「村上春樹、また」 2011年8月15日(月)

5月末に新宿のとある談話室で、村上春樹のことで座談会を持ちました。事の起こりは、その前年にカンセラーで聖学院大学大学院準教授の藤掛明氏にお会いして話をしているうちに、村上春樹のことで盛り上がってきて、座談会のようなものができるといいですねと言うことになり、それでは雑誌『リバイバル・ジャパン』の編集長の谷口和一郎氏に聞いてみようとことが切っ掛けでした。藤掛氏は闇の本について意味深い書評を書いてくださったので、お話しをしてみたくて、教会の坂野牧師を通して紹介していただきました。カンセリングを受けるような話から始まったのですが、どこかで村上春樹の本の話になり、一気に盛り上がってしまいました。

谷口氏はとても見識のある方で、座談会をするのであれば、この方にお願いする以外にないと思って、お願いしましたら、興味深いですねということで実現しました。福音的な関係で村上春樹を取り上げることができる広量を持ち合わせています。村上春樹のことでもご自分の意見を持たれています。それで3人で座談会をしました。

その第一回目がこの8月21日発売の9月4日号で出てきます。編集長の谷口氏は上手に藤掛氏と私の対談のようにまとめています。実際には3人の座談会です。記事を読んでいただくと分かります。タイトルも「村上春樹と現代社会、そして教会」と付けています。東北の大震災のことを受けて話が始まっています。その現場を見てこられた谷口氏の経験が、そのまま村上春樹の世界に入っていくことになるのです。
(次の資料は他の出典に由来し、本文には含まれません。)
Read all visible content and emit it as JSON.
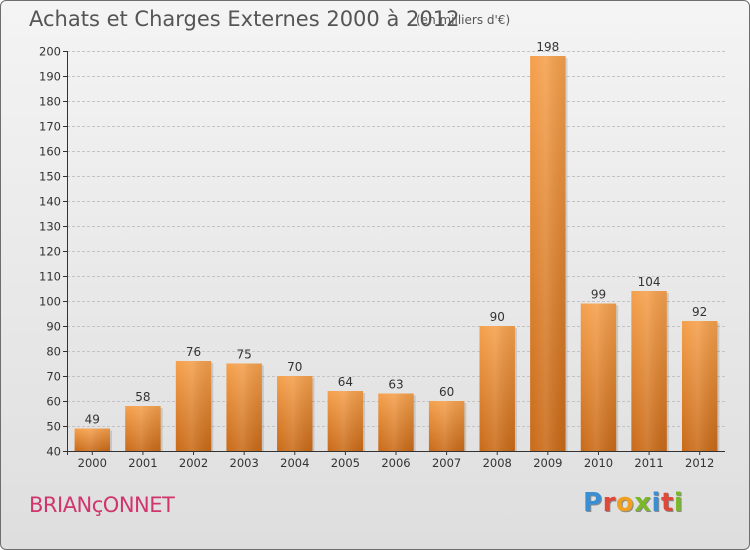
{
  "header": {
    "title": "Achats et Charges Externes 2000 à 2012",
    "subtitle": "(en milliers d'€)"
  },
  "footer": {
    "commune": "BRIANçONNET",
    "logo": {
      "letters": [
        {
          "char": "P",
          "color": "#3a8fd4"
        },
        {
          "char": "r",
          "color": "#e0483a"
        },
        {
          "char": "o",
          "color": "#f0a020"
        },
        {
          "char": "x",
          "color": "#7ab82a"
        },
        {
          "char": "i",
          "color": "#3a8fd4"
        },
        {
          "char": "t",
          "color": "#e0483a"
        },
        {
          "char": "i",
          "color": "#7ab82a"
        }
      ]
    }
  },
  "chart_data": {
    "type": "bar",
    "title": "Achats et Charges Externes 2000 à 2012",
    "subtitle": "(en milliers d'€)",
    "categories": [
      "2000",
      "2001",
      "2002",
      "2003",
      "2004",
      "2005",
      "2006",
      "2007",
      "2008",
      "2009",
      "2010",
      "2011",
      "2012"
    ],
    "values": [
      49,
      58,
      76,
      75,
      70,
      64,
      63,
      60,
      90,
      198,
      99,
      104,
      92
    ],
    "ylim": [
      40,
      200
    ],
    "yticks": [
      40,
      50,
      60,
      70,
      80,
      90,
      100,
      110,
      120,
      130,
      140,
      150,
      160,
      170,
      180,
      190,
      200
    ],
    "grid": true,
    "bar_color_top": "#f5a04c",
    "bar_color_bottom": "#c96a18",
    "grid_color": "#c4c4c4",
    "axis_color": "#333333"
  }
}
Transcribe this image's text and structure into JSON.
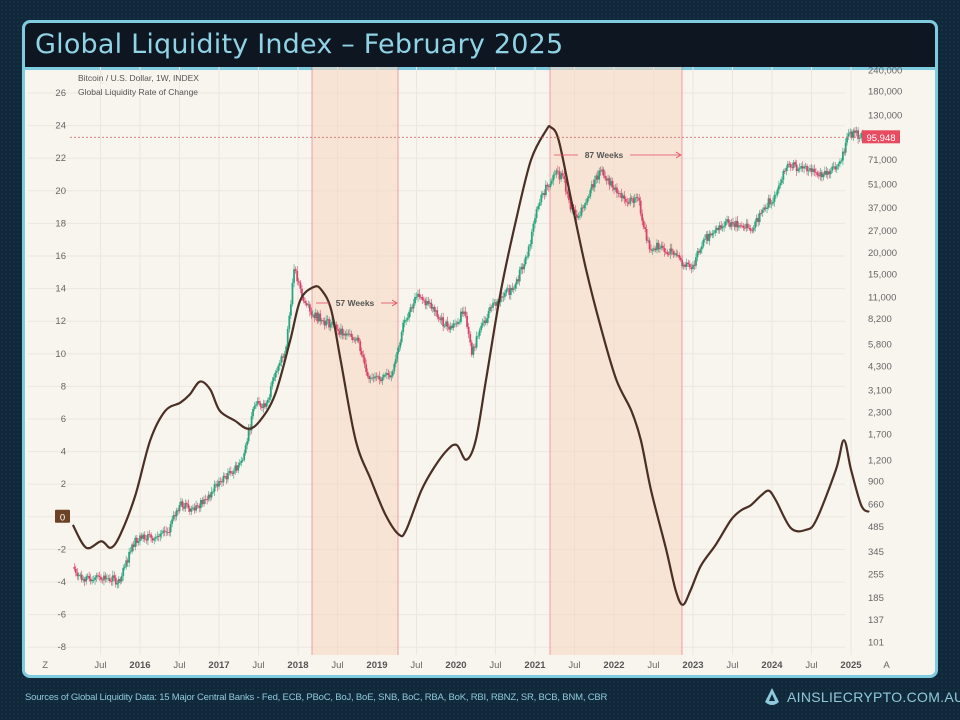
{
  "header": {
    "title": "Global Liquidity Index – February 2025"
  },
  "footer": {
    "sources": "Sources of Global Liquidity Data: 15 Major Central Banks - Fed, ECB, PBoC, BoJ, BoE, SNB, BoC, RBA, BoK, RBI, RBNZ, SR, BCB, BNM, CBR",
    "brand": "AINSLIECRYPTO.COM.AU"
  },
  "colors": {
    "liquidity": "#4a2f24",
    "up": "#2aa37f",
    "down": "#d9436a",
    "shade": "#f6d9c4",
    "marker": "#e84a5f",
    "frame": "#7fcbe0"
  },
  "chart_data": {
    "type": "line",
    "legend": [
      "Bitcoin / U.S. Dollar, 1W, INDEX",
      "Global Liquidity Rate of Change"
    ],
    "left_axis": {
      "ticks": [
        26,
        24,
        22,
        20,
        18,
        16,
        14,
        12,
        10,
        8,
        6,
        4,
        2,
        0,
        -2,
        -4,
        -6,
        -8
      ],
      "ylim": [
        -8.5,
        27.3
      ],
      "current_label": "0"
    },
    "right_axis": {
      "scale": "log",
      "ticks": [
        "240,000",
        "180,000",
        "130,000",
        "71,000",
        "51,000",
        "37,000",
        "27,000",
        "20,000",
        "15,000",
        "11,000",
        "8,200",
        "5,800",
        "4,300",
        "3,100",
        "2,300",
        "1,700",
        "1,200",
        "900",
        "660",
        "485",
        "345",
        "255",
        "185",
        "137",
        "101"
      ],
      "tick_values": [
        240000,
        180000,
        130000,
        71000,
        51000,
        37000,
        27000,
        20000,
        15000,
        11000,
        8200,
        5800,
        4300,
        3100,
        2300,
        1700,
        1200,
        900,
        660,
        485,
        345,
        255,
        185,
        137,
        101
      ],
      "last_price_label": "95,948",
      "last_price": 95948
    },
    "x_axis": {
      "ticks": [
        "Z",
        "Jul",
        "2016",
        "Jul",
        "2017",
        "Jul",
        "2018",
        "Jul",
        "2019",
        "Jul",
        "2020",
        "Jul",
        "2021",
        "Jul",
        "2022",
        "Jul",
        "2023",
        "Jul",
        "2024",
        "Jul",
        "2025",
        "A"
      ],
      "xlim": [
        2015.0,
        2025.5
      ]
    },
    "shaded_periods": [
      {
        "start": 2018.2,
        "end": 2019.3,
        "label": "57 Weeks"
      },
      {
        "start": 2021.2,
        "end": 2022.9,
        "label": "87 Weeks"
      }
    ],
    "series": [
      {
        "name": "Global Liquidity Rate of Change",
        "axis": "left",
        "x": [
          2015.15,
          2015.32,
          2015.51,
          2015.63,
          2015.75,
          2015.94,
          2016.13,
          2016.32,
          2016.51,
          2016.63,
          2016.76,
          2016.89,
          2017.01,
          2017.2,
          2017.37,
          2017.52,
          2017.71,
          2017.9,
          2018.03,
          2018.2,
          2018.3,
          2018.42,
          2018.54,
          2018.73,
          2018.92,
          2019.11,
          2019.28,
          2019.37,
          2019.56,
          2019.72,
          2019.89,
          2020.01,
          2020.13,
          2020.25,
          2020.38,
          2020.57,
          2020.76,
          2020.95,
          2021.14,
          2021.2,
          2021.3,
          2021.46,
          2021.65,
          2021.84,
          2022.03,
          2022.22,
          2022.34,
          2022.47,
          2022.66,
          2022.78,
          2022.87,
          2022.97,
          2023.1,
          2023.29,
          2023.48,
          2023.61,
          2023.73,
          2023.86,
          2023.96,
          2024.05,
          2024.24,
          2024.43,
          2024.56,
          2024.81,
          2024.91,
          2025.0,
          2025.13,
          2025.23
        ],
        "values": [
          -0.5,
          -1.9,
          -1.5,
          -1.9,
          -1.1,
          1.3,
          4.7,
          6.5,
          7.0,
          7.5,
          8.3,
          7.8,
          6.5,
          5.9,
          5.4,
          5.9,
          7.5,
          10.8,
          13.3,
          14.1,
          13.9,
          12.7,
          9.6,
          4.7,
          2.3,
          0.1,
          -1.1,
          -0.8,
          1.6,
          3.0,
          4.1,
          4.4,
          3.5,
          4.7,
          8.4,
          13.9,
          18.2,
          21.9,
          23.7,
          23.9,
          23.1,
          19.4,
          15.1,
          11.5,
          8.4,
          6.5,
          4.7,
          1.6,
          -2.0,
          -4.5,
          -5.4,
          -4.5,
          -3.0,
          -1.7,
          -0.2,
          0.4,
          0.7,
          1.3,
          1.6,
          1.0,
          -0.7,
          -0.8,
          -0.2,
          2.9,
          4.7,
          2.9,
          0.7,
          0.3
        ]
      },
      {
        "name": "Bitcoin / U.S. Dollar, 1W, INDEX",
        "axis": "right",
        "x": [
          2015.15,
          2015.3,
          2015.45,
          2015.6,
          2015.75,
          2015.9,
          2016.0,
          2016.2,
          2016.35,
          2016.5,
          2016.65,
          2016.85,
          2017.0,
          2017.15,
          2017.3,
          2017.45,
          2017.6,
          2017.75,
          2017.85,
          2017.95,
          2018.05,
          2018.15,
          2018.3,
          2018.45,
          2018.6,
          2018.75,
          2018.9,
          2019.05,
          2019.2,
          2019.35,
          2019.5,
          2019.65,
          2019.8,
          2019.95,
          2020.1,
          2020.2,
          2020.3,
          2020.45,
          2020.6,
          2020.75,
          2020.9,
          2021.0,
          2021.1,
          2021.25,
          2021.35,
          2021.45,
          2021.55,
          2021.7,
          2021.85,
          2022.0,
          2022.15,
          2022.3,
          2022.45,
          2022.6,
          2022.75,
          2022.9,
          2023.0,
          2023.15,
          2023.3,
          2023.45,
          2023.6,
          2023.75,
          2023.9,
          2024.05,
          2024.2,
          2024.35,
          2024.5,
          2024.65,
          2024.8,
          2024.88,
          2024.95,
          2025.05,
          2025.15
        ],
        "values": [
          280,
          230,
          250,
          240,
          230,
          380,
          430,
          420,
          450,
          650,
          620,
          700,
          900,
          1000,
          1200,
          2500,
          2600,
          4300,
          5600,
          16000,
          11000,
          9000,
          8000,
          7500,
          6500,
          6300,
          3600,
          3500,
          4000,
          8000,
          11000,
          10000,
          8000,
          7200,
          9000,
          5000,
          7000,
          9500,
          11000,
          13000,
          19000,
          32000,
          45000,
          58000,
          57000,
          36000,
          33000,
          47000,
          62000,
          47000,
          40000,
          42000,
          21000,
          22000,
          19500,
          16500,
          17000,
          24000,
          28000,
          30000,
          29000,
          27000,
          37000,
          44000,
          67000,
          63000,
          60000,
          58000,
          62000,
          70000,
          97000,
          102000,
          96000
        ]
      }
    ]
  }
}
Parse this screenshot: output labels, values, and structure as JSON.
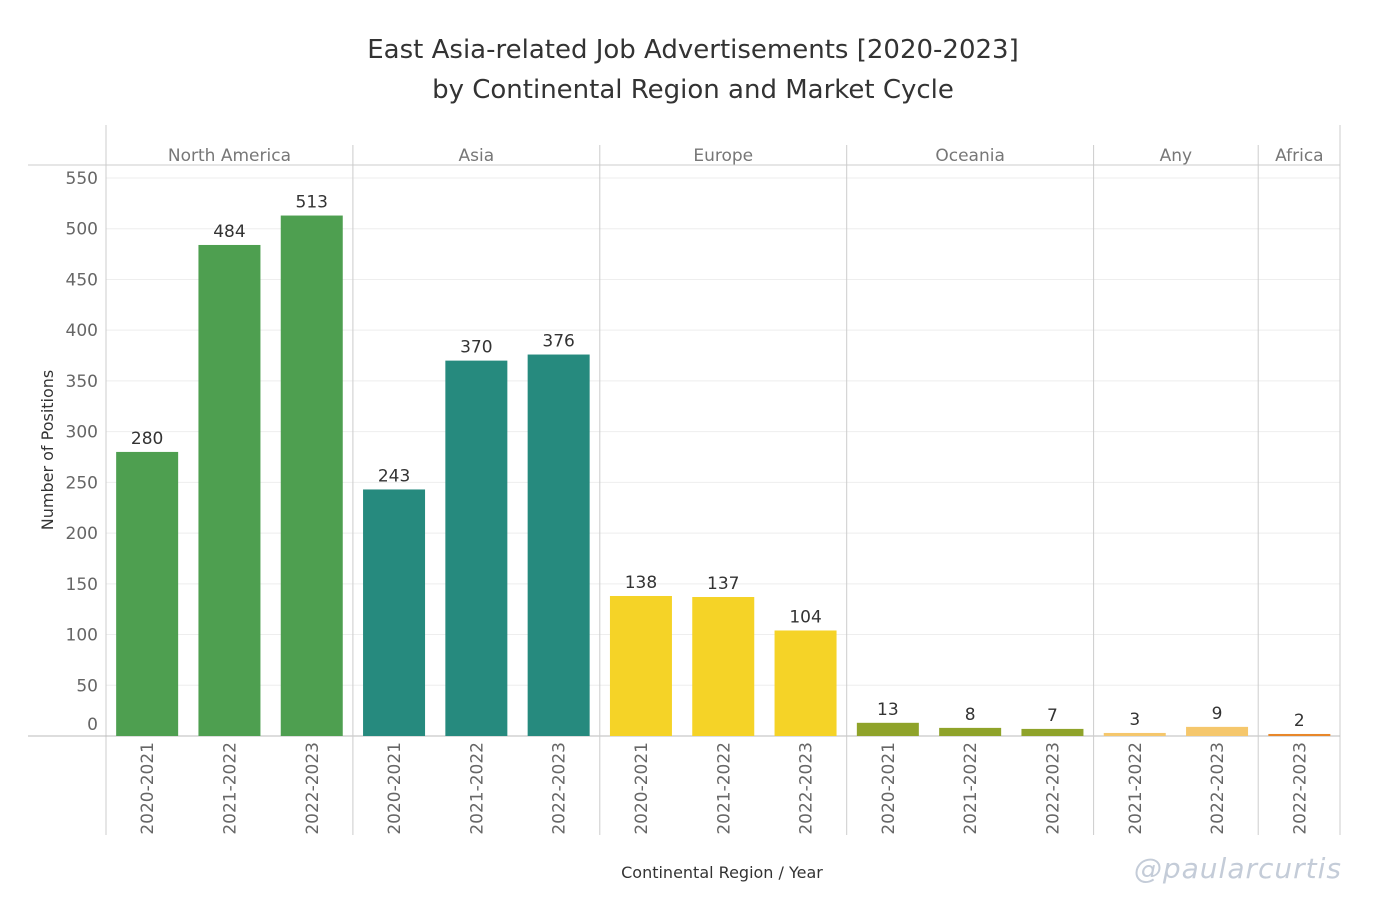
{
  "title_line1": "East Asia-related Job Advertisements [2020-2023]",
  "title_line2": "by Continental Region and Market Cycle",
  "watermark": "@paularcurtis",
  "chart_data": {
    "type": "bar",
    "title": "East Asia-related Job Advertisements [2020-2023] by Continental Region and Market Cycle",
    "xlabel": "Continental Region  /  Year",
    "ylabel": "Number of Positions",
    "ylim": [
      0,
      550
    ],
    "yticks": [
      550,
      500,
      450,
      400,
      350,
      300,
      250,
      200,
      150,
      100,
      50,
      0
    ],
    "grid": true,
    "groups": [
      {
        "name": "North America",
        "color": "#4e9f50",
        "bars": [
          {
            "year": "2020-2021",
            "value": 280
          },
          {
            "year": "2021-2022",
            "value": 484
          },
          {
            "year": "2022-2023",
            "value": 513
          }
        ]
      },
      {
        "name": "Asia",
        "color": "#268a7e",
        "bars": [
          {
            "year": "2020-2021",
            "value": 243
          },
          {
            "year": "2021-2022",
            "value": 370
          },
          {
            "year": "2022-2023",
            "value": 376
          }
        ]
      },
      {
        "name": "Europe",
        "color": "#f5d327",
        "bars": [
          {
            "year": "2020-2021",
            "value": 138
          },
          {
            "year": "2021-2022",
            "value": 137
          },
          {
            "year": "2022-2023",
            "value": 104
          }
        ]
      },
      {
        "name": "Oceania",
        "color": "#8fa32a",
        "bars": [
          {
            "year": "2020-2021",
            "value": 13
          },
          {
            "year": "2021-2022",
            "value": 8
          },
          {
            "year": "2022-2023",
            "value": 7
          }
        ]
      },
      {
        "name": "Any",
        "color": "#f5c76c",
        "bars": [
          {
            "year": "2021-2022",
            "value": 3
          },
          {
            "year": "2022-2023",
            "value": 9
          }
        ]
      },
      {
        "name": "Africa",
        "color": "#e8872a",
        "bars": [
          {
            "year": "2022-2023",
            "value": 2
          }
        ]
      }
    ]
  }
}
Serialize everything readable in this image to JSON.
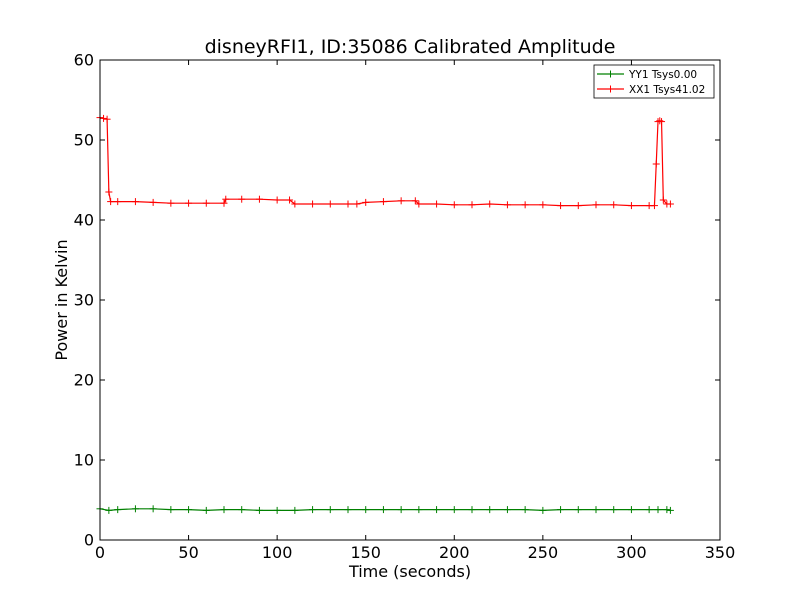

違和感なしに入っていけるのです。それが村上春樹の魅力でもあります。

ただ現実的には、大震災のあとは村上春樹に関わっているような状況でもないという思いが今もあり、意識の外れから消えてしまいそうな感じもしていました。それでもう一度どれかの作品を読んでみようと思い、『1Q84』の「ブック3」を選んで、読んでみました。その物語はそこで終わっているのか、続きがあるのか、あるとしたら村上春樹はいま何を考えているのだろうか、知りたいというか、想像してみたくなりました。物語としてはどのような発展もありうるように思います。同時に、小説としてのメッセージ性のようなものは本人が否定しているのですが、ともかくそのメッセージ性は十分に伝わってきます。

興味深いことにこの「対談・座談会」で藤掛氏が、村上春樹の作品のユダヤ的・旧約聖書的な展開を指摘しています。確かに、神の民の歩みは旧約聖書で記されているのですが、その物語の継続性のようなものをユダヤ人は引き受けています。その物語のメッセージ性がありながら、その物語と同じようなことを経験していくのです。物語の継続性です。物語の完結性ではないのです。完結してそのメッセージだけを受け取るというのとは違うのです。物語と似たようなこと、同じようなことが今でも起こりうると見えているのです。

村上春樹の世界にもそのような継続性があります。1Q84のような世界は全くなさそうでありながら、どこかにそんな世界を感じることがあります。自分も高速道路の非常階段を下りていったら、月が二つある世界に入り込んでしまうかも知れないという感覚があります。リトル・ピープルが出てきて、思いがけない、しかしどこかで自分の本性を探られるような世界に導かれるかも知れません。マザとドウタの再生の振り替えしのなかで、抜け出せない世界でもがいてしまうかも知れません。パシヴァとレシヴァのような超感覚的な認識を経験させられて驚くかも知れません。あり得ない、起こりえないと言えるのですが、それでもどこかであり得ると認めさせられるような不思議な感覚が残ります。

確かに私たちは神を信じているのですが、聖書のなかのことはすでに完結したことで、現代では起こりえないと決めかかっているところがあります。聖書の完結性を勝手に宣言して、神をもその中に閉じ込めてしまっています。牧師も神学者もそれぞれの枠で神を閉じ込めています。当然互いの交流もありません。ある牧師とは顔は合わせていたのですが、なかなか親しくなることができませんでした。しかし、お互いに村上春樹を読んでいるということが分かって、そんな垣根があっさり取り外されたことがあります。